Пива в холодильнике не было. Колька стоял, почесывая одной ногой другую, - осторожно недоумевал. Наконец неуверенно позвал жену:

      - Вер!.. А Вер!
Чего тебе? – появилась на пороге та.
Тут я вчера… пиво ставил, - робко промолвил Колька, отводя глаза.
      - На волосы я твое пиво пустила, - отрезала жена. Хотела уйти, но передумала, стояла, испытывающе глядя на мужа.
      Тот посмотрел на ее маслянисто-мокрые волосы, прикурил «беломорину» и, перехватив взгляд, устремленный на его дрожащие руки, смутился, подумал со злостью: «Ишь ты, культурная стала – пивом голову моет… Интеллигенция!».
- Й-и-ы-ы! – брезгливо протянула Вера. – Не стыдно?
Колька вместо ответа блеванул в раковину.
- Ну что, ладно? – издевалась жена.
 Колькино лицо покраснело, в висках он чувствовал неприятную тяжесть, дышал тяжело. «Сама же, чертова кукла, виновата, - хотелось ответить ему, - жили в деревне как люди, так нет, подавай тебе город… Вот и получай».
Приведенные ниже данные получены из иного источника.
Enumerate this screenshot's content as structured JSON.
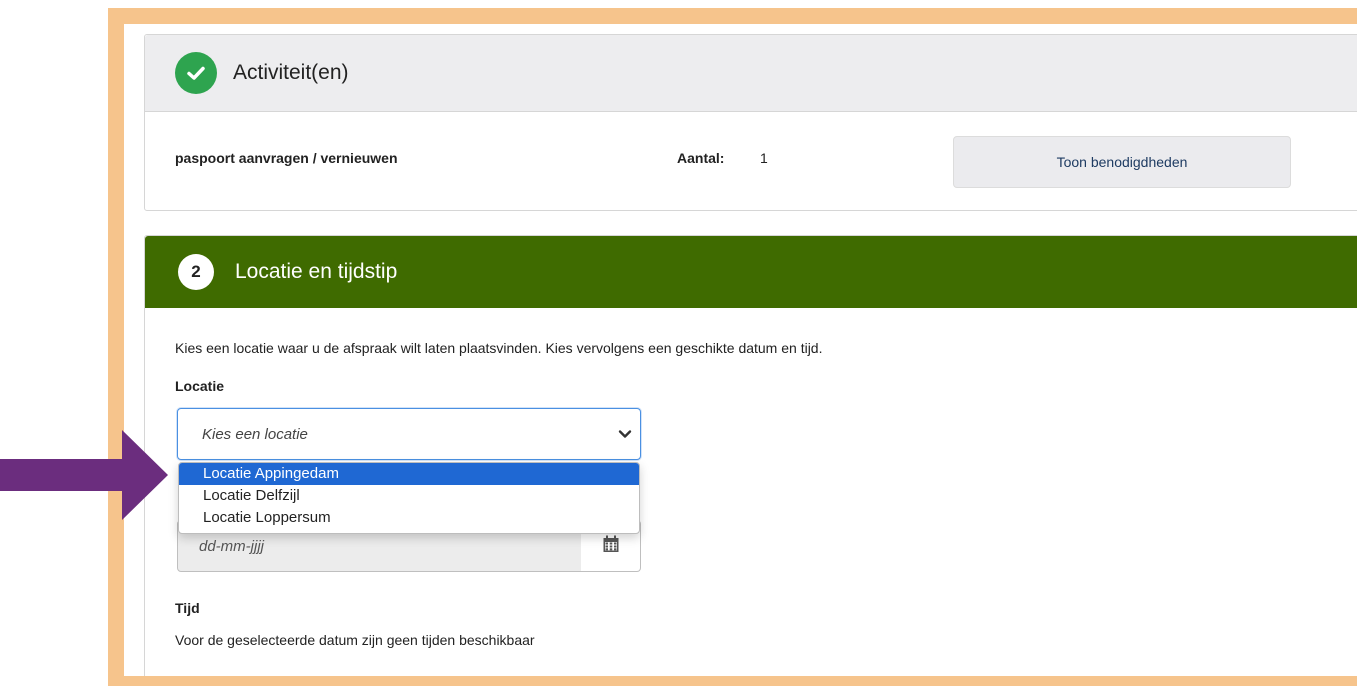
{
  "activities": {
    "header_title": "Activiteit(en)",
    "activity_name": "paspoort aanvragen / vernieuwen",
    "count_label": "Aantal:",
    "count_value": "1",
    "show_button_label": "Toon benodigdheden"
  },
  "location_time": {
    "step_number": "2",
    "header_title": "Locatie en tijdstip",
    "intro_text": "Kies een locatie waar u de afspraak wilt laten plaatsvinden. Kies vervolgens een geschikte datum en tijd.",
    "location_label": "Locatie",
    "location_select_value": "Kies een locatie",
    "location_options": [
      "Locatie Appingedam",
      "Locatie Delfzijl",
      "Locatie Loppersum"
    ],
    "date_placeholder": "dd-mm-jjjj",
    "time_label": "Tijd",
    "time_message": "Voor de geselecteerde datum zijn geen tijden beschikbaar"
  },
  "colors": {
    "frame": "#f6c48c",
    "success_green": "#2ea44f",
    "header_green": "#3f6b00",
    "arrow_purple": "#6b2d7e",
    "option_highlight": "#1f68d3"
  },
  "icons": [
    "check-icon",
    "chevron-down-icon",
    "calendar-icon",
    "arrow-right-icon"
  ]
}
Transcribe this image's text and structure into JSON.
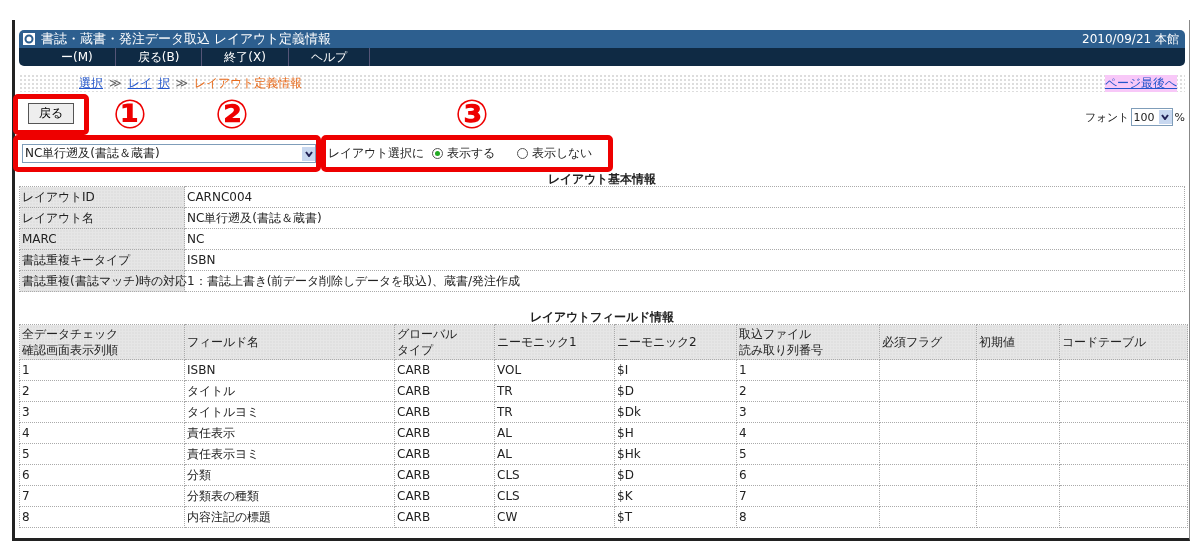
{
  "header": {
    "title": "書誌・蔵書・発注データ取込 レイアウト定義情報",
    "date": "2010/09/21 本館"
  },
  "menu": [
    {
      "label": "ー(M)"
    },
    {
      "label": "戻る(B)"
    },
    {
      "label": "終了(X)"
    },
    {
      "label": "ヘルプ"
    }
  ],
  "breadcrumbs": [
    {
      "parts": [
        "選択"
      ],
      "kind": "link"
    },
    {
      "parts": [
        "レイ",
        "択"
      ],
      "kind": "link"
    },
    {
      "parts": [
        "レイアウト定義情報"
      ],
      "kind": "current"
    }
  ],
  "separator": "≫",
  "page_end_link": "ページ最後へ",
  "font": {
    "label": "フォント",
    "value": "100",
    "unit": "%"
  },
  "back_button": "戻る",
  "layout_select": {
    "value": "NC単行遡及(書誌＆蔵書)"
  },
  "display_option": {
    "label": "レイアウト選択に",
    "options": [
      {
        "label": "表示する",
        "selected": true
      },
      {
        "label": "表示しない",
        "selected": false
      }
    ]
  },
  "annotations": [
    {
      "label": "①"
    },
    {
      "label": "②"
    },
    {
      "label": "③"
    }
  ],
  "basic_info": {
    "title": "レイアウト基本情報",
    "rows": [
      {
        "label": "レイアウトID",
        "value": "CARNC004"
      },
      {
        "label": "レイアウト名",
        "value": "NC単行遡及(書誌＆蔵書)"
      },
      {
        "label": "MARC",
        "value": "NC"
      },
      {
        "label": "書誌重複キータイプ",
        "value": "ISBN"
      },
      {
        "label": "書誌重複(書誌マッチ)時の対応",
        "value": "1：書誌上書き(前データ削除しデータを取込)、蔵書/発注作成"
      }
    ]
  },
  "field_info": {
    "title": "レイアウトフィールド情報",
    "columns": [
      {
        "line1": "全データチェック",
        "line2": "確認画面表示列順"
      },
      {
        "line1": "フィールド名"
      },
      {
        "line1": "グローバル",
        "line2": "タイプ"
      },
      {
        "line1": "ニーモニック1"
      },
      {
        "line1": "ニーモニック2"
      },
      {
        "line1": "取込ファイル",
        "line2": "読み取り列番号"
      },
      {
        "line1": "必須フラグ"
      },
      {
        "line1": "初期値"
      },
      {
        "line1": "コードテーブル"
      }
    ],
    "rows": [
      [
        "1",
        "ISBN",
        "CARB",
        "VOL",
        "$I",
        "1",
        "",
        "",
        ""
      ],
      [
        "2",
        "タイトル",
        "CARB",
        "TR",
        "$D",
        "2",
        "",
        "",
        ""
      ],
      [
        "3",
        "タイトルヨミ",
        "CARB",
        "TR",
        "$Dk",
        "3",
        "",
        "",
        ""
      ],
      [
        "4",
        "責任表示",
        "CARB",
        "AL",
        "$H",
        "4",
        "",
        "",
        ""
      ],
      [
        "5",
        "責任表示ヨミ",
        "CARB",
        "AL",
        "$Hk",
        "5",
        "",
        "",
        ""
      ],
      [
        "6",
        "分類",
        "CARB",
        "CLS",
        "$D",
        "6",
        "",
        "",
        ""
      ],
      [
        "7",
        "分類表の種類",
        "CARB",
        "CLS",
        "$K",
        "7",
        "",
        "",
        ""
      ],
      [
        "8",
        "内容注記の標題",
        "CARB",
        "CW",
        "$T",
        "8",
        "",
        "",
        ""
      ]
    ]
  }
}
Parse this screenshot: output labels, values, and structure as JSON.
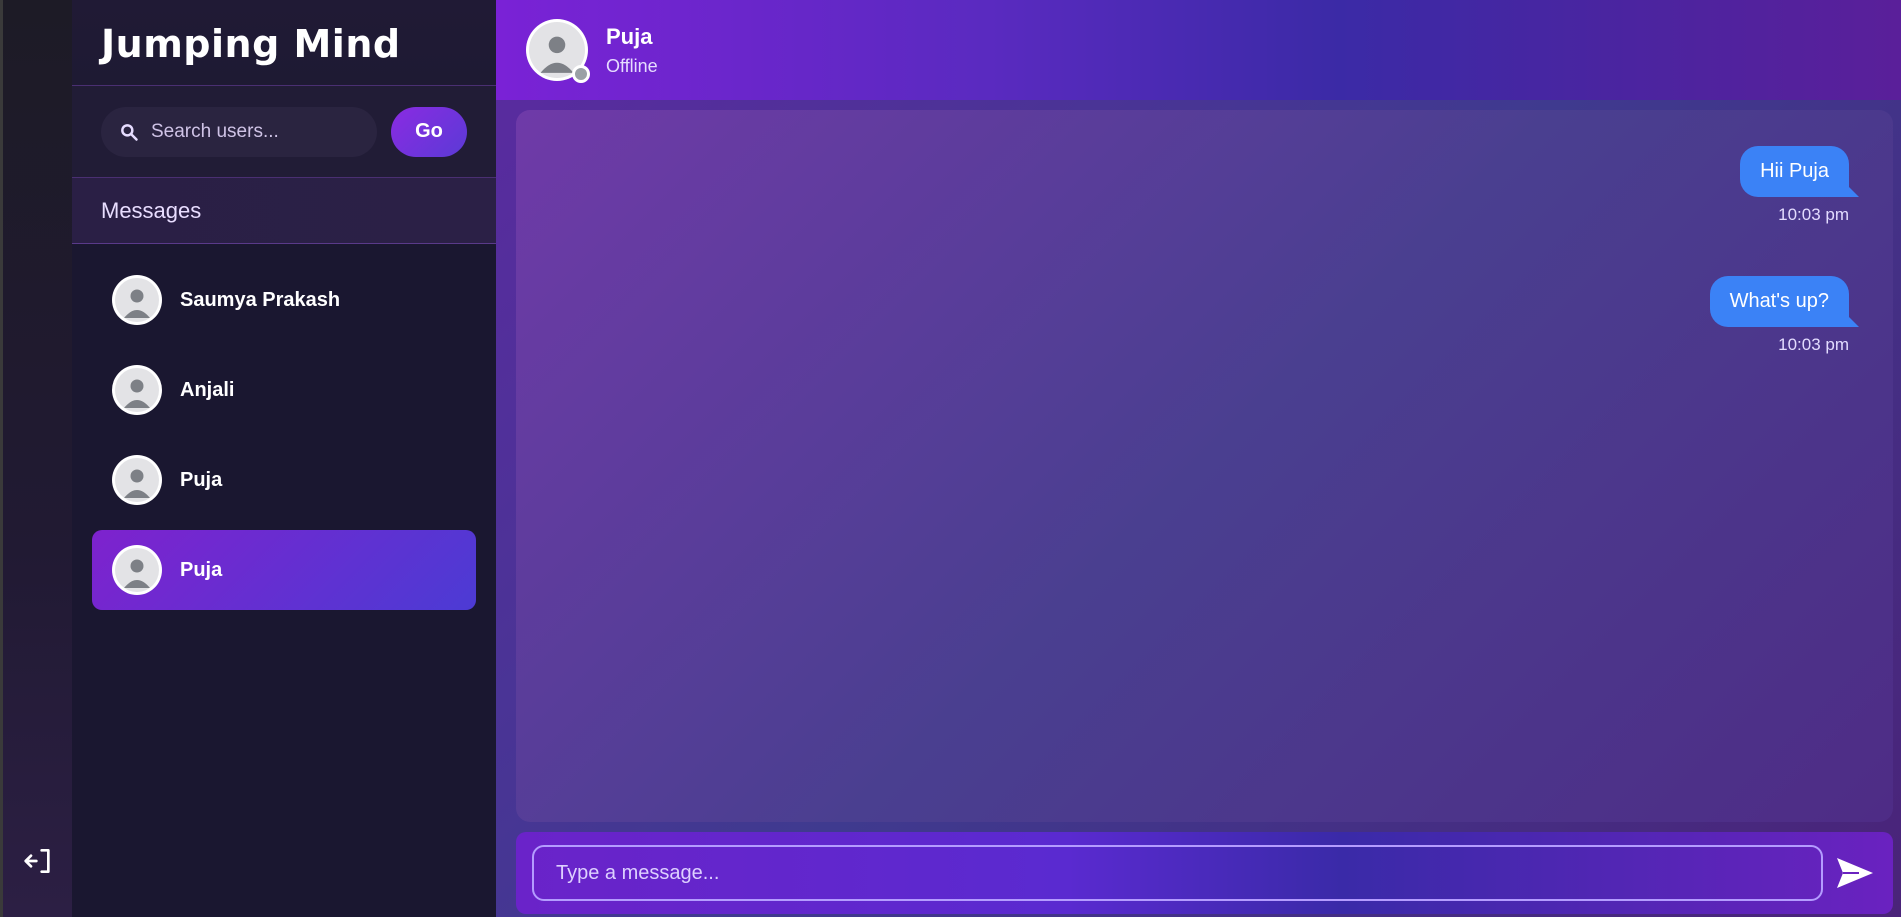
{
  "app": {
    "title": "Jumping Mind"
  },
  "search": {
    "placeholder": "Search users...",
    "button_label": "Go"
  },
  "sidebar": {
    "section_title": "Messages",
    "users": [
      {
        "name": "Saumya Prakash",
        "active": false
      },
      {
        "name": "Anjali",
        "active": false
      },
      {
        "name": "Puja",
        "active": false
      },
      {
        "name": "Puja",
        "active": true
      }
    ]
  },
  "chat": {
    "contact_name": "Puja",
    "contact_status": "Offline",
    "messages": [
      {
        "text": "Hii Puja",
        "time": "10:03 pm",
        "sender": "me"
      },
      {
        "text": "What's up?",
        "time": "10:03 pm",
        "sender": "me"
      }
    ],
    "composer_placeholder": "Type a message..."
  },
  "icons": {
    "logout": "logout-icon",
    "search": "search-icon",
    "send": "send-icon",
    "avatar": "user-avatar-icon"
  },
  "colors": {
    "accent": "#8a2be2",
    "bubble": "#3b82f6",
    "status_offline": "#9aa0a6"
  }
}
Вера ушла в комнату, зашуршала, захлопала постелью. Колька сидел на табуретке, облокотившись на край раковины – отдыхивался. На душе было погано, тоскливо – хотелось быть здоровым, сильным. Он с грустью вспомнил, как всегда по утрам, в деревне, задавал скоту корм. Как выходил на крыльцо в старом, но теплом ватнике, в подшитых валенках, прогревшихся за ночь в русской печке. Чистый морозный воздух не позволял вдыхать полной грудью, и Николай цедил его мелкими глотками, как будто пил ледяную воду, боясь простудить горло. Несколько минут он стоял на крылечке, прощаясь с остатками сна, смотрел на звездное небо, пытаясь угадать погоду на предстоящий день; потом, грубовато-ласково отпихнув валенком бросившегося под ноги заиндевевшим клубком Шарика, шел к пригону.
Корова встречала его шумными вздохами, поросята недовольно похрюкивали и взвизгивали, подминая друг друга, только  куры равнодушно  открывали один глаз и снова, перебрав несколько раз лапами по насесту.
Сладко пахло навозом, и голодный Колька даже немного пьянел от этого запаха. Он аккуратно вычищал хлев, время от времени беззлобно замахиваясь на теленка, норовившего ухватиться за надорвавшийся карман фуфайки; потом носил сено – сухое, напоминающее о знойном лете.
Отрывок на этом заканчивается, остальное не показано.